Firstly, there is widespread public support for military intervention within those countries. There is no liberal elite jumping up and down trying to convince the populations that they are wrong, when reality dictates otherwise. People in the former Eastern Bloc understand that in order to gain liberty and freedom, there is a cost to be paid. And they are prepared to pay that cost, with force, if necessary. Threat of terrorist repurcussions does not cower them. They are brave, and prepared to stand by their beliefs and motives.

Secondly, the likes of Bulgaria and Romania are still not on the world radar. The reason that France is targeted by terrorists is not because of its world view on terrorism, but because France has a reputed tradition of freedom and liberty. France's other tradition, of cowardly backing down against military threat whenever it has counted, is what makes France a particularly attractive hit. Attacks in Paris make world headlines. They also make Parisians even more frightened of standing up against the threat.

On the other hand, Prague is used to being threatened. Warsaw has been decimated before. The inhabitants of Sofia become stronger when under attack. Apart from the fact that terrorists seek to maximise world exposure of their actions--a hit in Eastern Europe would never get the same effect as it would in the West--such an attack would not change domestic public opinion. If anything, it would harden their resolve.
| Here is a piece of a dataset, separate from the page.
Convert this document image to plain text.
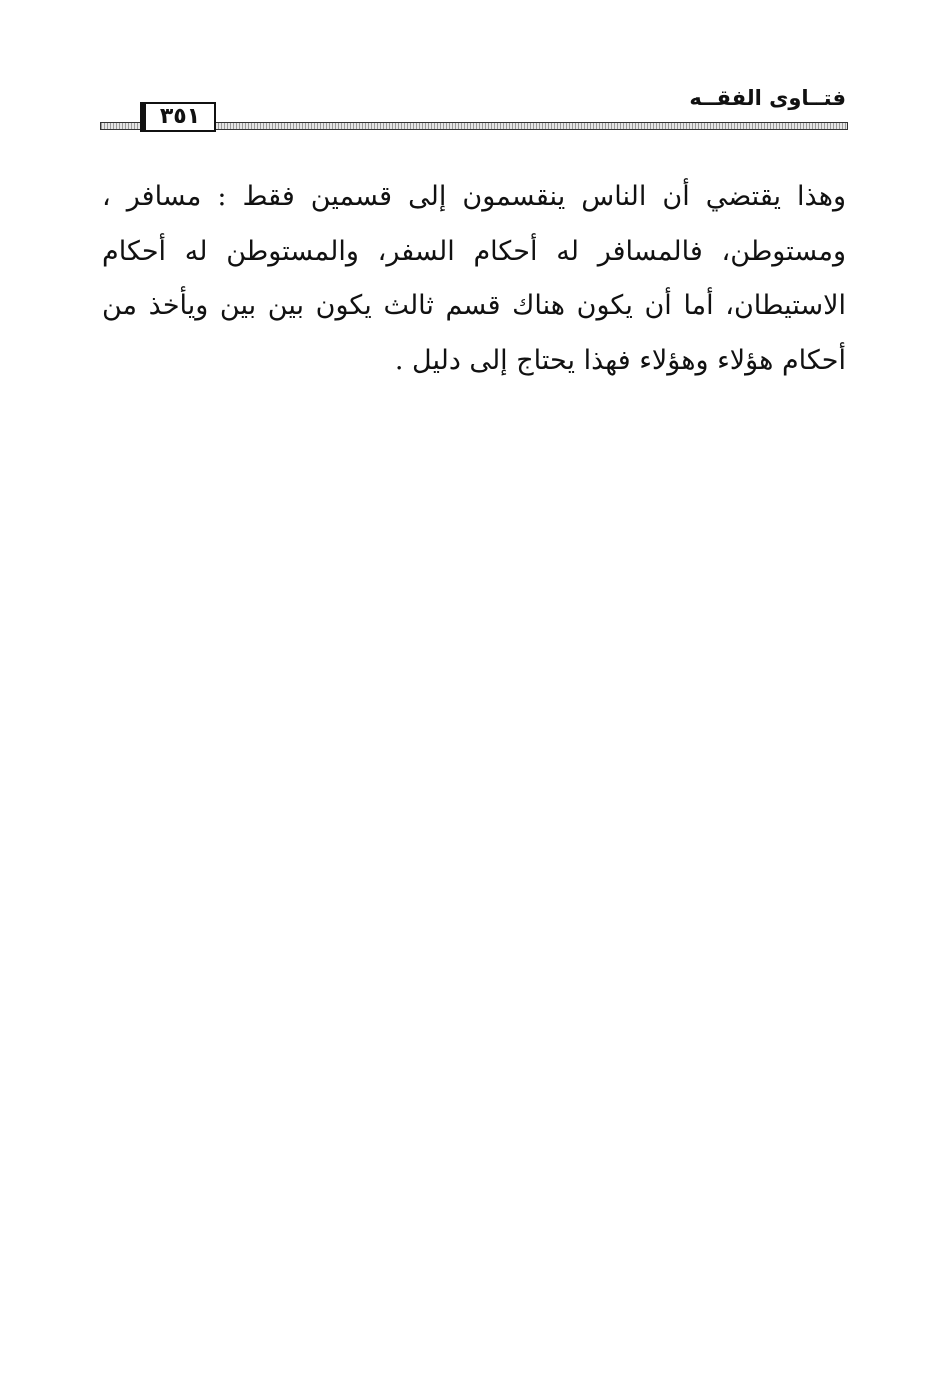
٣٥١
فتــاوى الفقــه

وهذا يقتضي أن الناس ينقسمون إلى قسمين فقط : مسافر ، ومستوطن، فالمسافر له أحكام السفر، والمستوطن له أحكام الاستيطان، أما أن يكون هناك قسم ثالث يكون بين بين ويأخذ من أحكام هؤلاء وهؤلاء فهذا يحتاج إلى دليل .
Terrorists learned the lesson of the September 11 attacks. The Taliban is almost non-existent now, because it chose a soft target in a hard country. The United States whacked back, because Americans are strong and resilient, and have proved time and time again that they will stand up to protect their own interests when it counts, and will take unilateral action even in the face of negative public opinion, when it sees fit, for the greater good. That hard-line attitude by the world's one remaining superpower is resented by many, yet the Left refuse to understand that it is exactly that hard-line attitude by the one superpower that guarantees us the little security that we have in the world today. To the same extent, civilians in Eastern Europe are a soft target, but the people are hard enough to withstand that threat.

So what would be the consequences of New Zealand if it participated in the War against Terror? Well, the reality is that New Zealand would become a target of terrorism. But not as a consequence of its participation--because it is a target already. What makes New Zealand a target for terrorists is our belief in freedom and democracy--but our unwillingness to back that commitment up with action. We are still under a heavy liberal influence, which would buckle at any sign of terrorist threat. Unlike Australia, which participates in the world and pulls its weight, New Zealand's liberal agenda has made us soft and lacking in resilience.

And that's the great tragedy. It isn't New Zealand's actual stance in the world that makes us a terrorist threat, but the cowardice of liberal New Zealanders who, instead of supporting our international actions, constantly seek to undermine them, and give terrorists the belief that we will roll over at the slightest threat.